Ahmed Tashfiq Rafsan


Evaporative cooling is something we have all experienced at some point. Wearing a damp shirt on a warm but windy day gives us a chill. Evaporative cooling is based on a physical phenomenon in which evaporation of a liquid (usually water) into surrounding air cools an object or a liquid in contact with it. As the liquid turns to a gas, the phase change absorbs heat. Technically, this is called the “latent heat of evaporation”. Water is an excellent coolant because it is plentiful, non-toxic, and evaporates easily in most climates.
Evaporative cooling can also be used extensively in preserving fruits and vegetables. Horticultural produce are stored at lower temperature because of their highly perishable nature. There are many methods to cool the environment. Hence, preserving these types of foods in their fresh form demands that the chemical, bio-chemical and physiological changes are restricted to a minimum by close control of space temperature and humidity. The high cost involved in developing cold storage or controlled atmosphere storage is a pressing problem in several developing countries.

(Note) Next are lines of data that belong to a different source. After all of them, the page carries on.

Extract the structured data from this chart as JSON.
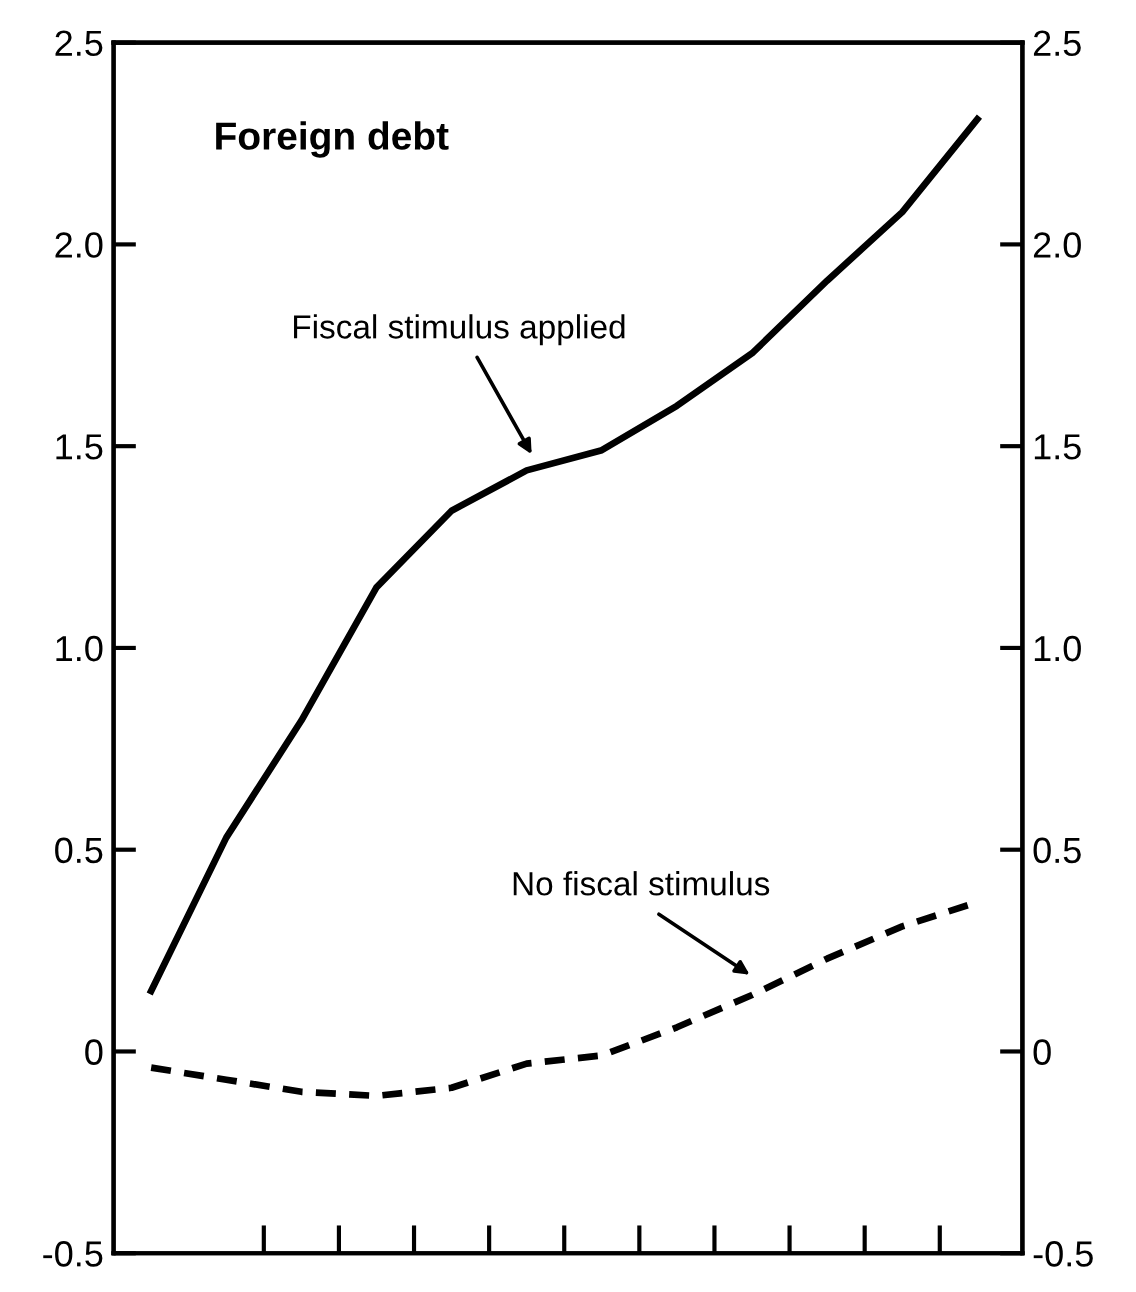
{
  "chart_data": {
    "type": "line",
    "title": "Foreign debt",
    "categories": [
      null,
      null,
      null,
      null,
      null,
      null,
      null,
      null,
      null,
      null,
      null,
      null
    ],
    "series": [
      {
        "color": "#000000",
        "line_style": "solid",
        "values": [
          0.15,
          0.53,
          0.82,
          1.15,
          1.34,
          1.44,
          1.49,
          1.6,
          1.73,
          1.91,
          2.08,
          2.31
        ]
      },
      {
        "color": "#000000",
        "line_style": "dashed",
        "values": [
          -0.04,
          -0.07,
          -0.1,
          -0.11,
          -0.09,
          -0.03,
          -0.01,
          0.06,
          0.14,
          0.23,
          0.31,
          0.37
        ]
      }
    ],
    "annotations": [
      "Fiscal stimulus applied",
      "No fiscal stimulus"
    ],
    "ylim": [
      -0.5,
      2.5
    ],
    "yticks": [
      -0.5,
      0,
      0.5,
      {
        "value": 1,
        "label": "1.0"
      },
      1.5,
      {
        "value": 2,
        "label": "2.0"
      },
      2.5
    ],
    "y2lim": [
      -0.5,
      2.5
    ],
    "y2ticks": [
      -0.5,
      0,
      0.5,
      {
        "value": 1,
        "label": "1.0"
      },
      1.5,
      {
        "value": 2,
        "label": "2.0"
      },
      2.5
    ],
    "grid": false
  }
}
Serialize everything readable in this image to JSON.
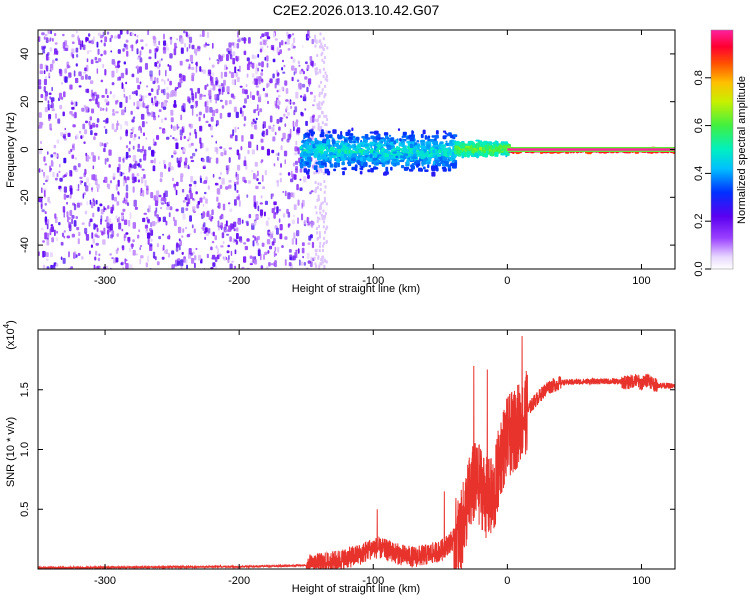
{
  "title": "C2E2.2026.013.10.42.G07",
  "chart_data": [
    {
      "type": "heatmap",
      "name": "spectrogram",
      "xlabel": "Height of straight line (km)",
      "ylabel": "Frequency (Hz)",
      "xlim": [
        -350,
        125
      ],
      "ylim": [
        -50,
        50
      ],
      "xticks": [
        -300,
        -200,
        -100,
        0,
        100
      ],
      "yticks": [
        -40,
        -20,
        0,
        20,
        40
      ],
      "grid": false,
      "colorbar": {
        "label": "Normalized spectral amplitude",
        "range": [
          0,
          1
        ],
        "ticks": [
          "0.0",
          "0.2",
          "0.4",
          "0.6",
          "0.8"
        ],
        "tick_values": [
          0.0,
          0.2,
          0.4,
          0.6,
          0.8
        ],
        "colormap": "white-violet-blue-cyan-green-yellow-red-magenta"
      },
      "features": [
        {
          "label": "diffuse noise",
          "x_range": [
            -350,
            -145
          ],
          "f_range": [
            -50,
            50
          ],
          "amplitude": [
            0.05,
            0.25
          ]
        },
        {
          "label": "signal band",
          "x_range": [
            -155,
            -40
          ],
          "f_center": 0,
          "f_halfwidth": 8,
          "amplitude": [
            0.25,
            0.55
          ]
        },
        {
          "label": "narrowing carrier",
          "x_range": [
            -40,
            0
          ],
          "f_center": 1,
          "f_halfwidth": 3,
          "amplitude": [
            0.4,
            0.7
          ]
        },
        {
          "label": "carrier line",
          "x_range": [
            0,
            125
          ],
          "f_center": 0,
          "f_halfwidth": 1,
          "amplitude": [
            0.85,
            1.0
          ]
        }
      ]
    },
    {
      "type": "line",
      "name": "snr",
      "xlabel": "Height of straight line (km)",
      "ylabel": "SNR (10 * v/v)",
      "scale_label": "(x10",
      "scale_exponent": "4",
      "xlim": [
        -350,
        125
      ],
      "ylim": [
        0,
        2.0
      ],
      "xticks": [
        -300,
        -200,
        -100,
        0,
        100
      ],
      "yticks": [
        0.5,
        1.0,
        1.5
      ],
      "ytick_labels": [
        "0.5",
        "1.0",
        "1.5"
      ],
      "grid": false,
      "series": [
        {
          "name": "SNR",
          "color": "#e8322c",
          "x": [
            -350,
            -200,
            -150,
            -130,
            -110,
            -100,
            -90,
            -80,
            -70,
            -60,
            -50,
            -40,
            -35,
            -30,
            -25,
            -20,
            -15,
            -10,
            -5,
            0,
            5,
            10,
            20,
            30,
            40,
            60,
            80,
            90,
            95,
            100,
            105,
            110,
            125
          ],
          "y": [
            0.01,
            0.02,
            0.03,
            0.06,
            0.12,
            0.18,
            0.16,
            0.12,
            0.1,
            0.12,
            0.15,
            0.25,
            0.28,
            0.55,
            0.72,
            0.7,
            0.58,
            0.6,
            0.95,
            1.1,
            1.15,
            1.25,
            1.4,
            1.52,
            1.56,
            1.57,
            1.57,
            1.56,
            1.58,
            1.55,
            1.59,
            1.54,
            1.53
          ]
        }
      ],
      "peaks": [
        {
          "x": -97,
          "y": 0.5
        },
        {
          "x": -47,
          "y": 0.65
        },
        {
          "x": -25,
          "y": 1.7
        },
        {
          "x": -15,
          "y": 1.67
        },
        {
          "x": 11,
          "y": 1.95
        },
        {
          "x": 98,
          "y": 1.62
        }
      ]
    }
  ]
}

Evaporative cooling is a well-known system to be an efficient and economical means for reducing the temperature and increasing the relative humidity in an enclosure and this effect has been extensively tried for increasing the shelf life of horticultural produce in some tropical and subtropical countries. Thus, the evaporative cooler has prospect for use for short term preservation of vegetables and fruits soon after harvest. Zero energy cooling system could be used effectively for short-duration storage of fruits and vegetables even in hilly region. It not only reduces the storage temperature but also increases the relative humidity of the storage which is essential for maintaining the freshness of the commodities.